Chapitre 58/10157%~9 min de lecture1 662 mots

« Silence, silence ! »

Alors que les élèves de la classe bavardaient et chuchotaient entre eux, le professeur Liu frappa ses larges mains « boum boum » contre le tableau noir.

En un instant, la classe tomba dans un silence total, comme si quelqu'un avait appuyé sur le bouton mute.

Tous les regards se tournèrent vers lui.

Le professeur Liu croisa les bras et annonça : « Avant qu'on sorte, j'ai quelques règles. »

« Première : les deux prochaines périodes sont suivies d'une grande récré. Vous devez jouer comme il faut — interdiction de réviser ! »

« Deuxième : si vous êtes fatigués, allez admirer les fleurs au jardin, nourrir les poissons dans l'étang, acheter des en-cas au dépanneur, ou même faire irruption dans le bureau du principal et vous battre avec lui. Allez, trouvez un coin tranquille pour flirter si vous voulez — mais vous n'avez pas le droit de travailler ! »

« Troisième : si je surprends quelqu'un à bûcher en cachette, il en subira les conséquences ! »

Pour appuyer ses dires, il fit gonfler ses biceps bien dessinés et haussa la voix :

« C'est compris ? »

« Compris ! »

La classe répondit en chœur, les voix fortes et synchronisées.

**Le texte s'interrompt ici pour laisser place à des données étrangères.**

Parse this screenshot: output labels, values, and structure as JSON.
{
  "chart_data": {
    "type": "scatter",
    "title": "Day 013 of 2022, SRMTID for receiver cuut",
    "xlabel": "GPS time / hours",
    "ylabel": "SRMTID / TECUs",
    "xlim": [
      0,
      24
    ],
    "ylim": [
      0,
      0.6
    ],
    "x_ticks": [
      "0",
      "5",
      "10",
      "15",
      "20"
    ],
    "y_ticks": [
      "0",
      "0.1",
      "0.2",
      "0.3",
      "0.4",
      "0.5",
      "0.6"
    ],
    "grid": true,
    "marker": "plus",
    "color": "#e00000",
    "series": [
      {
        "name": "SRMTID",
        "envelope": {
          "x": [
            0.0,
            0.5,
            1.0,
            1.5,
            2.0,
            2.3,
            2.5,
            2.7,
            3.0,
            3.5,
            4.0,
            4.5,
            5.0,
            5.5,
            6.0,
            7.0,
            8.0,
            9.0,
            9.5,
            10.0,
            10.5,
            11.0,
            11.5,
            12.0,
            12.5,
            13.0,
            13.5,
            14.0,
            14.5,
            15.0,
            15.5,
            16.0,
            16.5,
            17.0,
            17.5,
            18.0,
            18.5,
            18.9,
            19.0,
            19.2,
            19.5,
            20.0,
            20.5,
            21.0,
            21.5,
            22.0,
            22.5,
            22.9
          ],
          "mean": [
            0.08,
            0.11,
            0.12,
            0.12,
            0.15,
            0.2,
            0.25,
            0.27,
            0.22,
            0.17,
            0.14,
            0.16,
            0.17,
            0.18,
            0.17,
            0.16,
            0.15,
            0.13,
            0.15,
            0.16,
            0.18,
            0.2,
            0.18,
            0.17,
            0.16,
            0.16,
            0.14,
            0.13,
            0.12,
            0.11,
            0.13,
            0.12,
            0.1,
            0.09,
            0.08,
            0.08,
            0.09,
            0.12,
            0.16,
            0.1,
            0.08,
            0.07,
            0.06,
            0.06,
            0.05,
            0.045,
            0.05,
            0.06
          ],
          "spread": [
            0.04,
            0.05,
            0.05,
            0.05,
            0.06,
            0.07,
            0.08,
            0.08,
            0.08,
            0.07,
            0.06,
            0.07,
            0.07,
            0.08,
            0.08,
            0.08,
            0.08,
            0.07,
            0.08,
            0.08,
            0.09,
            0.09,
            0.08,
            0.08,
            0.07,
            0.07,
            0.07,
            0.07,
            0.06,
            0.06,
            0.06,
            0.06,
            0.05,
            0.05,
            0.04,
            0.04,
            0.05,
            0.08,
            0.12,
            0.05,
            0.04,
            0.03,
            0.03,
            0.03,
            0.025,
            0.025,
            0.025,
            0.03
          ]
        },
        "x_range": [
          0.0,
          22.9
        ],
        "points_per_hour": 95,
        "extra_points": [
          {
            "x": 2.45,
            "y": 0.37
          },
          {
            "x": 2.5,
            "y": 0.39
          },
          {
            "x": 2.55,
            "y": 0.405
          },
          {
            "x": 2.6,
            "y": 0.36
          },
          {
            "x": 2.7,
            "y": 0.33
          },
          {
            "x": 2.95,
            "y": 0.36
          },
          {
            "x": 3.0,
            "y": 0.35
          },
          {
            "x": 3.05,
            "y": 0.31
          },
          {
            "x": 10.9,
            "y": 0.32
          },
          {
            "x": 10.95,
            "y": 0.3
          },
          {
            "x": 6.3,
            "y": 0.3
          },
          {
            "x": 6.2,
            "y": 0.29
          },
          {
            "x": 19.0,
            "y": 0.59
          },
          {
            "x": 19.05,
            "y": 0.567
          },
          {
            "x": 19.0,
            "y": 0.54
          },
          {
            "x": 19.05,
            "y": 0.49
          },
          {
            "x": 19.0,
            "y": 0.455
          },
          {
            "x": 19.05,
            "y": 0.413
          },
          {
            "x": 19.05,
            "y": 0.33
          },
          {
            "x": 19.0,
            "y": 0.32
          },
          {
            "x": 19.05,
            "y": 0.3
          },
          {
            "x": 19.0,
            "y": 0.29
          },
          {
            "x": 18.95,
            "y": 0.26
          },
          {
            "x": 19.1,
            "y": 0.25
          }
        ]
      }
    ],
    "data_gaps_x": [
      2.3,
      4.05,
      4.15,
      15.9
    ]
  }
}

Ils ne se contentaient pas de comprendre — ils avaient parfaitement compris.

« Pas assez fort ! J'ai dit : est-ce que vous avez compris ?! » exigea à nouveau le professeur Liu, manifestement insatisfait.

« OUI, MONSIEUR ! »

Cette fois, les garçons de la classe rugirent d'enthousiasme, leurs voix assez tonitruantes pour faire trembler le plafond et résonner dans tout l'étage.

Les élèves qui passaient devant la classe 2-8 ne purent s'empêcher de jeter un coup d'œil à l'intérieur. Quand ils virent que la silhouette au premier rang n'était autre que l'infâme professeur de sport, le professeur Liu, ils comprirent immédiatement — et ne purent s'empêcher de ressentir une pointe d'envie.

Le professeur Liu était une légende à l'académie Guangya pour ses méthodes peu orthodoxes.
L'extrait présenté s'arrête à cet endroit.